Dziś jeśli marzymy o dalekiej podróży, kupujemy bilet na samolot, rezerwujemy hotele, samochody, bilety wstępu. Jedziemy. Wracamy do domu. Wbijamy pinezkę w mapę świata. Zrobione.

Nowak marzył o Afryce, ale miał na utrzymaniu rodzinę, a skromna pensja reportera w poznańskiej gazecie nie pozwalała na ekstrawagancje. Dlatego wziął się na sposób. Postanowił zarabiać na utrzymanie rodziny pisząc relacje z podróży po Afryce. Spakował swój rower, wsiadł na statek i popłynął w stronę marzeń.
Przemierzenie Czarnego Lądu zajęło mu pięć lat. Jego korespondencje odmalowują obraz świata, którego już nie ma. Mnie ujęło najbardziej to jak Nowak opowiada o Afryce poranionej przez kolonializm. Podróżnik jest w swoim postrzeganiu świata niezwykle obiektywny. Dostrzega pozytywne aspekty kolonializmu – drogi, które pomagają ludziom się przemieszczać, nowe metody upraw, które pozwalają uzyskać lepsze plony. Ale widzi też jak kolonializm zabija afrykańskiego ducha, karczuje lasy, doprowadza do plemiennych walk, niszczy tradycję i kulturę plemiennej Afryki.

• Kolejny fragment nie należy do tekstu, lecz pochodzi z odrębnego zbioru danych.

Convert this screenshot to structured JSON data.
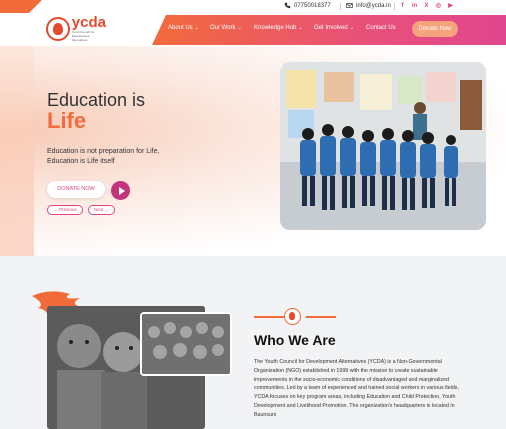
{
  "topbar": {
    "phone": "07750018377",
    "email": "info@ycda.in",
    "social": [
      {
        "name": "facebook-icon",
        "glyph": "f"
      },
      {
        "name": "linkedin-icon",
        "glyph": "in"
      },
      {
        "name": "x-icon",
        "glyph": "X"
      },
      {
        "name": "instagram-icon",
        "glyph": "◎"
      },
      {
        "name": "youtube-icon",
        "glyph": "▶"
      }
    ]
  },
  "header": {
    "logo_text": "ycda",
    "logo_tagline": "Youth Council for Development Alternatives",
    "nav": [
      {
        "label": "About Us",
        "has_caret": true
      },
      {
        "label": "Our Work",
        "has_caret": true
      },
      {
        "label": "Knowledge Hub",
        "has_caret": true
      },
      {
        "label": "Get Involved",
        "has_caret": true
      },
      {
        "label": "Contact Us",
        "has_caret": false
      }
    ],
    "donate_label": "Donate Now"
  },
  "hero": {
    "title_line1": "Education is",
    "title_line2": "Life",
    "subtitle": "Education is not preparation for Life, Education is Life itself",
    "donate_label": "DONATE NOW",
    "prev_label": "← Previous",
    "next_label": "Next →"
  },
  "about": {
    "title": "Who We Are",
    "text": "The Youth Council for Development Alternatives (YCDA) is a Non-Governmental Organization (NGO) established in 1999 with the mission to create sustainable improvements in the socio-economic conditions of disadvantaged and marginalized communities. Led by a team of experienced and trained social workers in various fields, YCDA focuses on key program areas, including Education and Child Protection, Youth Development and Livelihood Promotion. The organization's headquarters is located in Baunsuni"
  },
  "colors": {
    "brand_orange": "#f26b3a",
    "brand_pink": "#e0457b",
    "play_purple": "#c4347e"
  }
}
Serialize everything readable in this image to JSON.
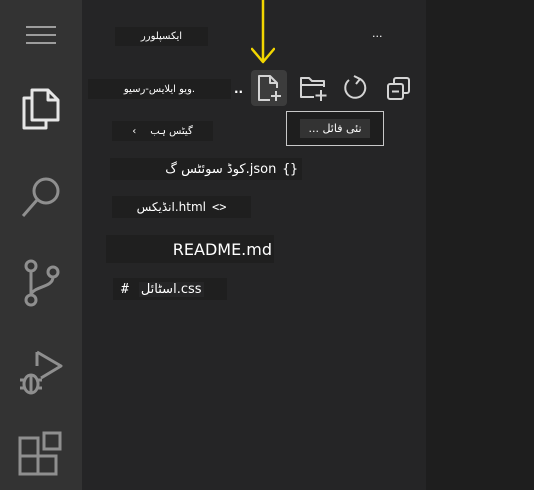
{
  "activity_bar": {
    "items": [
      {
        "name": "menu",
        "icon": "hamburger-menu-icon"
      },
      {
        "name": "explorer",
        "icon": "files-icon",
        "active": true
      },
      {
        "name": "search",
        "icon": "search-icon"
      },
      {
        "name": "source-control",
        "icon": "source-control-icon"
      },
      {
        "name": "run-debug",
        "icon": "run-debug-icon"
      },
      {
        "name": "extensions",
        "icon": "extensions-icon"
      }
    ]
  },
  "sidebar": {
    "title": "ایکسپلورر",
    "more_actions": "...",
    "section_title": "ویو ایلایس-رسیو.",
    "section_more": "..",
    "toolbar": {
      "new_file_icon": "new-file-icon",
      "new_folder_icon": "new-folder-icon",
      "refresh_icon": "refresh-icon",
      "collapse_icon": "collapse-all-icon"
    },
    "tooltip": "... نئی فائل",
    "folder": {
      "chevron": "‹",
      "label": "گیٹس ہب"
    },
    "files": [
      {
        "icon": "{}",
        "label": "کوڈ سوئٹس گ.json"
      },
      {
        "icon": "<>",
        "label": "انڈیکس.html"
      },
      {
        "icon": "",
        "label": "README.md"
      },
      {
        "icon": "#",
        "label": "اسٹائل.css"
      }
    ]
  },
  "accent_colors": {
    "arrow": "#f2d600",
    "tooltip_border": "#c8c8c8"
  }
}
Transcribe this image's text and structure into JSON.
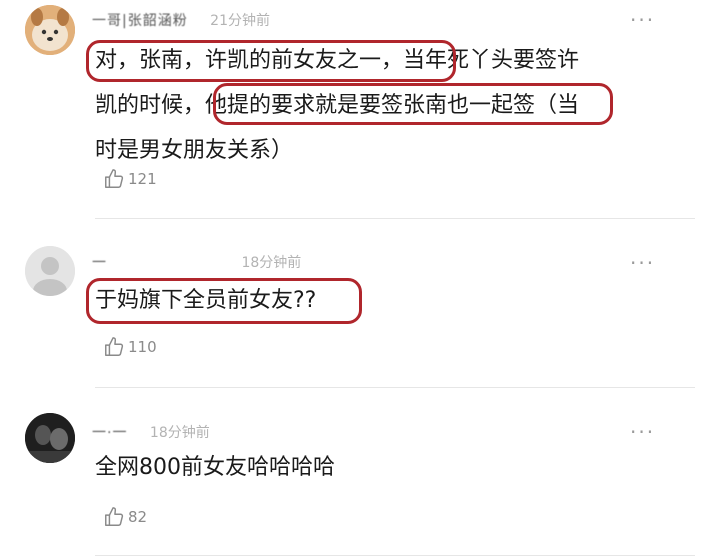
{
  "comments": [
    {
      "username": "一哥|张韶涵粉",
      "time": "21分钟前",
      "more": "···",
      "lines": [
        "对，张南，许凯的前女友之一，当年死丫头要签许",
        "凯的时候，他提的要求就是要签张南也一起签（当",
        "时是男女朋友关系）"
      ],
      "likes": "121"
    },
    {
      "username": "一",
      "time": "18分钟前",
      "more": "···",
      "lines": [
        "于妈旗下全员前女友??"
      ],
      "likes": "110"
    },
    {
      "username": "一·一",
      "time": "18分钟前",
      "more": "···",
      "lines": [
        "全网800前女友哈哈哈哈"
      ],
      "likes": "82"
    }
  ]
}
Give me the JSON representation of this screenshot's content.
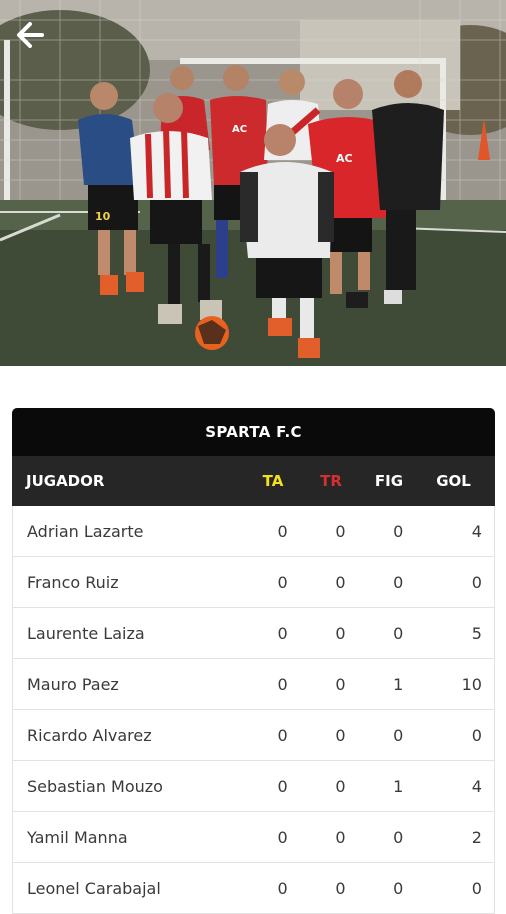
{
  "header": {
    "back_icon": "arrow-left-icon"
  },
  "photo": {
    "subject": "team-photo",
    "shirt_labels": [
      "10",
      "AC",
      "AC"
    ]
  },
  "table": {
    "team_name": "SPARTA F.C",
    "columns": {
      "player": "JUGADOR",
      "yellow": "TA",
      "red": "TR",
      "fig": "FIG",
      "goals": "GOL"
    },
    "colors": {
      "yellow_card": "#f2e21b",
      "red_card": "#d62f2f",
      "header_bg": "#0a0a0a",
      "subheader_bg": "#262626"
    },
    "rows": [
      {
        "name": "Adrian Lazarte",
        "ta": "0",
        "tr": "0",
        "fig": "0",
        "gol": "4"
      },
      {
        "name": "Franco Ruiz",
        "ta": "0",
        "tr": "0",
        "fig": "0",
        "gol": "0"
      },
      {
        "name": "Laurente Laiza",
        "ta": "0",
        "tr": "0",
        "fig": "0",
        "gol": "5"
      },
      {
        "name": "Mauro Paez",
        "ta": "0",
        "tr": "0",
        "fig": "1",
        "gol": "10"
      },
      {
        "name": "Ricardo Alvarez",
        "ta": "0",
        "tr": "0",
        "fig": "0",
        "gol": "0"
      },
      {
        "name": "Sebastian Mouzo",
        "ta": "0",
        "tr": "0",
        "fig": "1",
        "gol": "4"
      },
      {
        "name": "Yamil Manna",
        "ta": "0",
        "tr": "0",
        "fig": "0",
        "gol": "2"
      },
      {
        "name": "Leonel Carabajal",
        "ta": "0",
        "tr": "0",
        "fig": "0",
        "gol": "0"
      }
    ]
  }
}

Średni ma świętą rację mówiąc, że taka podróż dziś nie byłaby możliwa…
Kiedy czytałam dziennik, myślałam jeszcze o jednym – o rodzinie Kazimierza Nowaka, o jego dzieciach, które dorastały bez ojca. I myślałam, że ta wyprawa była bardzo samolubna. Z pewnością można było znaleźć inny sposób na utrzymanie rodziny. Nowak wybrał jednak swoje marzenie, kosztem życia z dala od rodziny.
Czy było warto? Rodzina Nowaka zapłaciła cenę za to, że dzięki niemu na zawsze zapamiętana zostanie Afryka, której już nie ma.
Jeśli ktoś ma ochotę na podróż palcem po mapie, zapraszam!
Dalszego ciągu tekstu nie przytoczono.